Every day is a gloomy day.
Every day is a reminder.
Every day that passes, is another I couldn't take.
It's October now. A year ago I was in Italy. I still can't beleive I used to live there. Before on my last post i commented on how its fun to see everyone and come back to a lot of things i missed. I guess that was true for the first month I was back. Then the culture shock hit me, again. Except it was my own culture. I'm not used to it anymore, I realize that now.
I miss Italy, I want nothing more than to go back, to be with my amazing family there and be with all my friends again. I want to talk to my friends and hangout with them, but they're so far away. Just to even set up a time to skype with them is difficult with the hours and hours of time difference.
The first month back was ok. But further into the transition, I began to realize why I left again. It's harder than I imagined, I thought all my friends would be here to welcome me home, I thought things would go back to normal. In a way i think things did go back to normal, things are normal. It's boring. it's not only that though, but i'm not even friends with the friends i had before i left. Things have changed, people have changed, and I especially have changed, and no one here understands me. It's really difficult to be here, to continue life like nothing happened. If youre lucky and talking to a nice person here, theyre gonna ask you how was Italy? and that is/was the extent of everything. It hurts to not be able to talk about the most important and meaningful experience and year of my life. I cant. Even if i did, no one would get it, but no ones asking, so.. I have to let it be.

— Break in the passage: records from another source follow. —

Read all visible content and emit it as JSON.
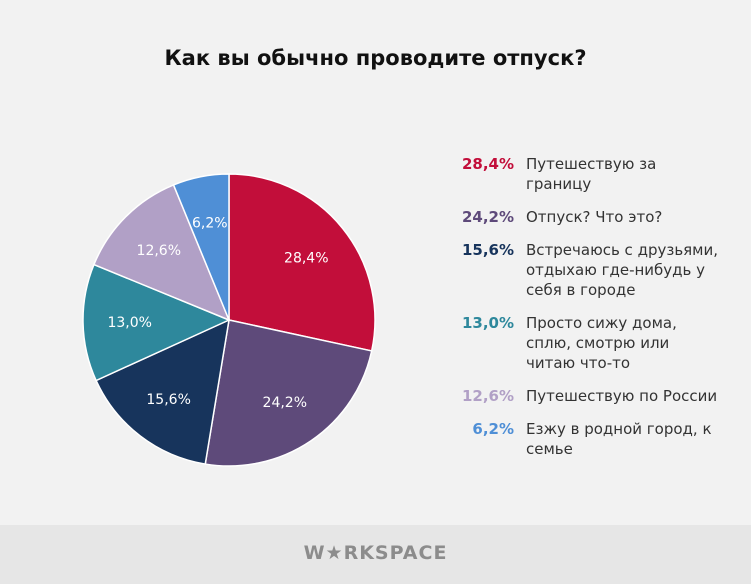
{
  "chart_data": {
    "type": "pie",
    "title": "Как вы обычно проводите отпуск?",
    "start": "top",
    "direction": "clockwise",
    "slices": [
      {
        "label": "Путешествую за границу",
        "value": 28.4,
        "display": "28,4%",
        "color": "#c20e3a"
      },
      {
        "label": "Отпуск? Что это?",
        "value": 24.2,
        "display": "24,2%",
        "color": "#5e4a7a"
      },
      {
        "label": "Встречаюсь с друзьями, отдыхаю где-нибудь у себя в городе",
        "value": 15.6,
        "display": "15,6%",
        "color": "#17345c"
      },
      {
        "label": "Просто сижу дома, сплю, смотрю или читаю что-то",
        "value": 13.0,
        "display": "13,0%",
        "color": "#2e889c"
      },
      {
        "label": "Путешествую по России",
        "value": 12.6,
        "display": "12,6%",
        "color": "#b1a0c6"
      },
      {
        "label": "Езжу в родной город, к семье",
        "value": 6.2,
        "display": "6,2%",
        "color": "#4f8fd6"
      }
    ],
    "legend": "right"
  },
  "footer": {
    "logo": "WORKSPACE"
  }
}
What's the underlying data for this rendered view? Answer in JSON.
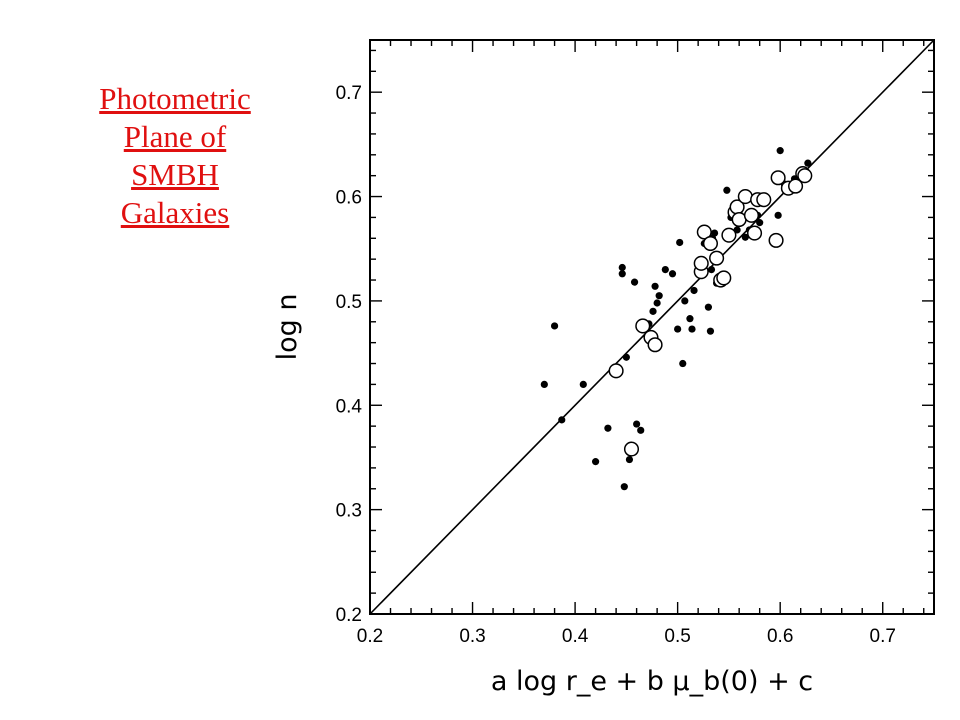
{
  "slide": {
    "title_lines": [
      "Photometric",
      "Plane of",
      "SMBH",
      "Galaxies"
    ]
  },
  "chart_data": {
    "type": "scatter",
    "title": "",
    "xlabel": "a log r_e + b μ_b(0) + c",
    "ylabel": "log n",
    "xlim": [
      0.2,
      0.75
    ],
    "ylim": [
      0.2,
      0.75
    ],
    "x_ticks": [
      0.2,
      0.3,
      0.4,
      0.5,
      0.6,
      0.7
    ],
    "x_tick_labels": [
      "0.2",
      "0.3",
      "0.4",
      "0.5",
      "0.6",
      "0.7"
    ],
    "y_ticks": [
      0.2,
      0.3,
      0.4,
      0.5,
      0.6,
      0.7
    ],
    "y_tick_labels": [
      "0.2",
      "0.3",
      "0.4",
      "0.5",
      "0.6",
      "0.7"
    ],
    "grid": false,
    "fit_line": {
      "x": [
        0.2,
        0.75
      ],
      "y": [
        0.2,
        0.75
      ]
    },
    "series": [
      {
        "marker": "filled-dot",
        "points": [
          [
            0.37,
            0.42
          ],
          [
            0.38,
            0.476
          ],
          [
            0.387,
            0.386
          ],
          [
            0.408,
            0.42
          ],
          [
            0.42,
            0.346
          ],
          [
            0.432,
            0.378
          ],
          [
            0.446,
            0.532
          ],
          [
            0.446,
            0.526
          ],
          [
            0.448,
            0.322
          ],
          [
            0.45,
            0.446
          ],
          [
            0.453,
            0.348
          ],
          [
            0.458,
            0.518
          ],
          [
            0.46,
            0.382
          ],
          [
            0.464,
            0.376
          ],
          [
            0.472,
            0.478
          ],
          [
            0.476,
            0.49
          ],
          [
            0.478,
            0.514
          ],
          [
            0.48,
            0.498
          ],
          [
            0.482,
            0.505
          ],
          [
            0.488,
            0.53
          ],
          [
            0.495,
            0.526
          ],
          [
            0.5,
            0.473
          ],
          [
            0.502,
            0.556
          ],
          [
            0.505,
            0.44
          ],
          [
            0.507,
            0.5
          ],
          [
            0.512,
            0.483
          ],
          [
            0.514,
            0.473
          ],
          [
            0.516,
            0.51
          ],
          [
            0.52,
            0.53
          ],
          [
            0.526,
            0.555
          ],
          [
            0.53,
            0.494
          ],
          [
            0.532,
            0.471
          ],
          [
            0.533,
            0.53
          ],
          [
            0.534,
            0.56
          ],
          [
            0.536,
            0.565
          ],
          [
            0.538,
            0.517
          ],
          [
            0.54,
            0.522
          ],
          [
            0.544,
            0.521
          ],
          [
            0.545,
            0.525
          ],
          [
            0.548,
            0.606
          ],
          [
            0.552,
            0.58
          ],
          [
            0.555,
            0.59
          ],
          [
            0.558,
            0.568
          ],
          [
            0.566,
            0.561
          ],
          [
            0.57,
            0.568
          ],
          [
            0.578,
            0.582
          ],
          [
            0.58,
            0.575
          ],
          [
            0.598,
            0.582
          ],
          [
            0.6,
            0.644
          ],
          [
            0.604,
            0.612
          ],
          [
            0.61,
            0.61
          ],
          [
            0.614,
            0.617
          ],
          [
            0.622,
            0.625
          ],
          [
            0.627,
            0.632
          ]
        ]
      },
      {
        "marker": "open-circle",
        "points": [
          [
            0.44,
            0.433
          ],
          [
            0.455,
            0.358
          ],
          [
            0.466,
            0.476
          ],
          [
            0.474,
            0.465
          ],
          [
            0.478,
            0.458
          ],
          [
            0.523,
            0.528
          ],
          [
            0.523,
            0.536
          ],
          [
            0.526,
            0.566
          ],
          [
            0.532,
            0.555
          ],
          [
            0.538,
            0.541
          ],
          [
            0.542,
            0.52
          ],
          [
            0.545,
            0.522
          ],
          [
            0.55,
            0.563
          ],
          [
            0.556,
            0.585
          ],
          [
            0.558,
            0.59
          ],
          [
            0.56,
            0.578
          ],
          [
            0.566,
            0.6
          ],
          [
            0.572,
            0.582
          ],
          [
            0.575,
            0.565
          ],
          [
            0.578,
            0.597
          ],
          [
            0.584,
            0.597
          ],
          [
            0.596,
            0.558
          ],
          [
            0.598,
            0.618
          ],
          [
            0.608,
            0.608
          ],
          [
            0.615,
            0.61
          ],
          [
            0.622,
            0.622
          ],
          [
            0.624,
            0.62
          ]
        ]
      }
    ]
  }
}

It's hard to go through this transition to go to normalness, but without the friends I had before. They were the ones who supported me in exchange, its just I had no idea what i was coming back to.
Life here, and now, it's just normal. And when I say normal, I mean the usual wake up, classes, the occassional football games and yeah sure those are fun. I suppose there are fun moments, but it's never really a good fun memory without my friends. The only other big difference (other than the friend change) is that now i have college applications. It's stressful. That's all. It's like i come back to this place i wanted to leave from, but without the friends i thought i had, and with more work. It's great.
Well, life goes by. It's just really difficult to go through this year, like this. I feel like im alone, and stuck. I can't do anything, I can't breathe. I want to let it out, but I can't. I have all this i want to share but I can't, I have all this that i want to say but I can't. I can't be here right now.